Il était venu à Rome avec une petite valise, convaincu de retourner à Buenos Aires pour le dimanche des Rameaux. Il avait déjà préparé l’homélie. Il n'est jamais reparti.
Pour le deuxième anniversaire de son pontificat, le pape François a accordé une interview à la télévision mexicaine Televisa. Il s’est exprimé très librement sur les deux premières années de son pontificat, son lien avec l’Amérique latine, ses relations avec son prédécesseur Benoît XVI, mais aussi son état d’esprit le 13 mars 2013, jour de son élection au trône de Pierre. Morceaux choisis.
« Je n’étais pas dans la liste des papabili, ça ne me venait pas à l’esprit, d’ailleurs à Londres les bookmakers ne me situaient qu’à la 42e ou 46e place, rappelle-t-il avec humour. Les journalistes ne me considéraient que comme un potentiel grand électeur, qui, au plus, aurait pu indiquer un nom, et ils étaient tranquilles. » François a par ailleurs sèchement réfuté les propos de la journaliste sur le fait qu’il aurait obtenu 40 voix lors du conclave de 2005.
Il a rappelé les propos de son ami, le cardinal Claudio Hummes, actuellement délégué de la Conférence épiscopale brésilienne pour l’Amazonie. « Il m’a dit : "Ne t’inquiète pas, ainsi l’Esprit Saint fera son œuvre". Lorsque les deux tiers ont été atteints, le cardinal m’a embrassé et m’a dit de ne pas oublier les pauvres, cette phrase a commencé à tourner dans ma tête et c’est cela qui m’a porté au choix de ce nom. Durant le vote, je priais le Rosaire et je me sentais très en paix, presque jusqu’à l’inconscience. Cette paix, pour moi c’était un signe que ce vote était ce que Dieu voulait. Depuis ce jour je ne l’ai pas perdue, cette paix. C’est quelque chose comme un cadeau. »
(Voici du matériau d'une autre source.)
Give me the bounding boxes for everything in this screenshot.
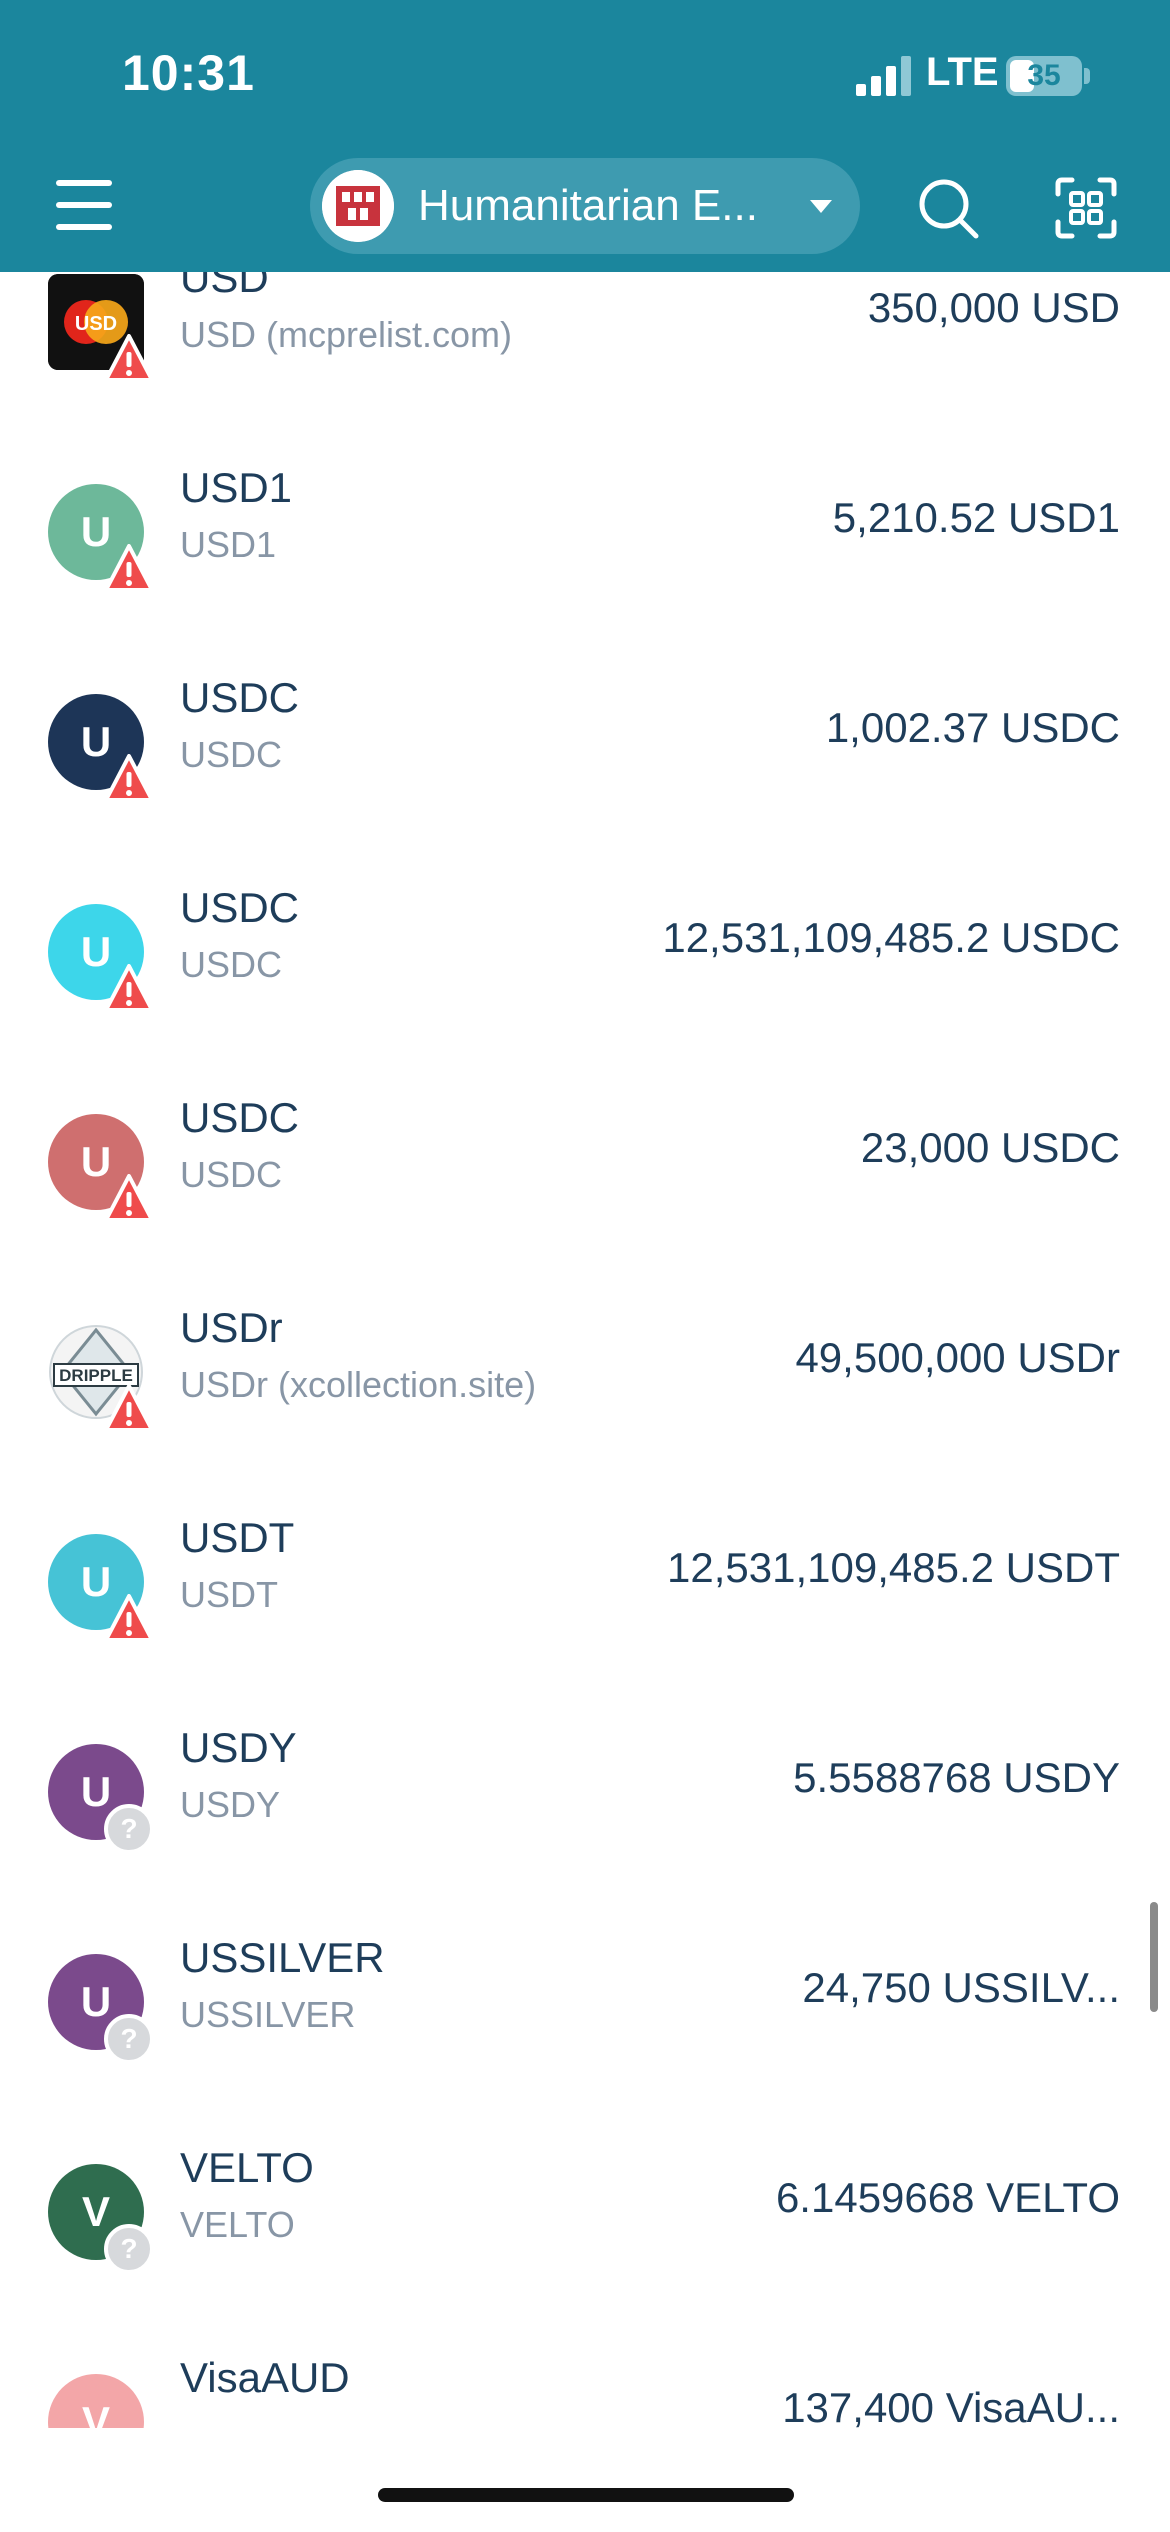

Impossible de sortir manger une pizza !
Le Pape a précisé ses souvenirs des instants qui suivirent l’élection. « Ensuite qu’est-ce que j’ai fait, je ne le sais pas. Ils m’ont fait me mettre debout, ils m’ont demandé si j’acceptais, j’ai dit que oui. Je ne sais plus s’il m’ont fait jurer quelque chose ou pas, je ne me souviens pas. J’étais en paix. Je suis allé changer de soutane, je suis sorti pour saluer d’abord le cardinal Diaz, qui était en chaise roulante, puis j’ai salué les autres cardinaux. Ensuite, j’ai demandé au vicaire de Rome et au cardinal Hummes de m’accompagner, ce qui n’était pas prévu dans le protocole. Nous sommes allés prier dans la chapelle Pauline, pendant que le cardinal Tauran annonçait mon nom. Ensuite je suis sorti, et je ne savais pas quoi dire. Et le reste vous en avez été les témoins, c’est sorti spontanément, j’ai dit simplement : "Priez pour moi pour que Dieu, à travers vous, me bénisse". Tout est sorti spontanément, comme le fait de prier pour Benoît. »
Un pontificat bref
Dans cette interview, le pape François n’a pas nié que les contraintes pratiques liées à sa charge lui pèsent parfois… « Ça ne plaît pas d’être Pape. Ce qui me ferait plaisir, ce serait de pouvoir sortir un jour, sans être reconnu est d’aller dans une pizzeria manger une pizza ! À Buenos Aires, je sortais beaucoup, ici je trouve d’autres façons de sortir, au téléphone, ou d’une autre façon. »« Moi, j’ai la sensation que mon pontificat sera bref, quatre ou cinq ans, peut-être deux ou trois. Deux sont déjà passés. C’est comme une sensation un peu vague,. Peut-être que c’est comme la psychologie du joueur de hasard qui se convainc qu’il perdra, de façon à ne pas se faire d’illusions, et à être content s’il gagne. Je ne sais pas… Mais j’ai la sensation que le Seigneur m’a mis ici pour une chose brève, et rien de plus. Mais c’est une sensation. Je laisse toujours ouverte la possibilité. »
L’exemple de Benoît XVI
Dans cet entretien, François redit aussi que la renonciation de Benoît XVI a créé un précédent, et peut-être une nouvelle
tradition : « Il y a certains cardinaux au pré-conclave, aux congrégations générales, qui se sont interrogés sur ce problème théologique, très intéressant. Je crois que ce qu’a fait le pape Benoît ouvre une porte. Il y a 60 ans, il n’y avait pas d’évêques émérites, aujourd’hui il y en a 1 400. Est venue l’idée qu’un homme de plus de 75 ans ne pouvait plus porter le poids d’une Église particulière. De même, je crois que ce qu’a fait le pape Benoît, avec tant de courage, a ouvert une porte institutionnelle pour la notion de "Papes émérites" ».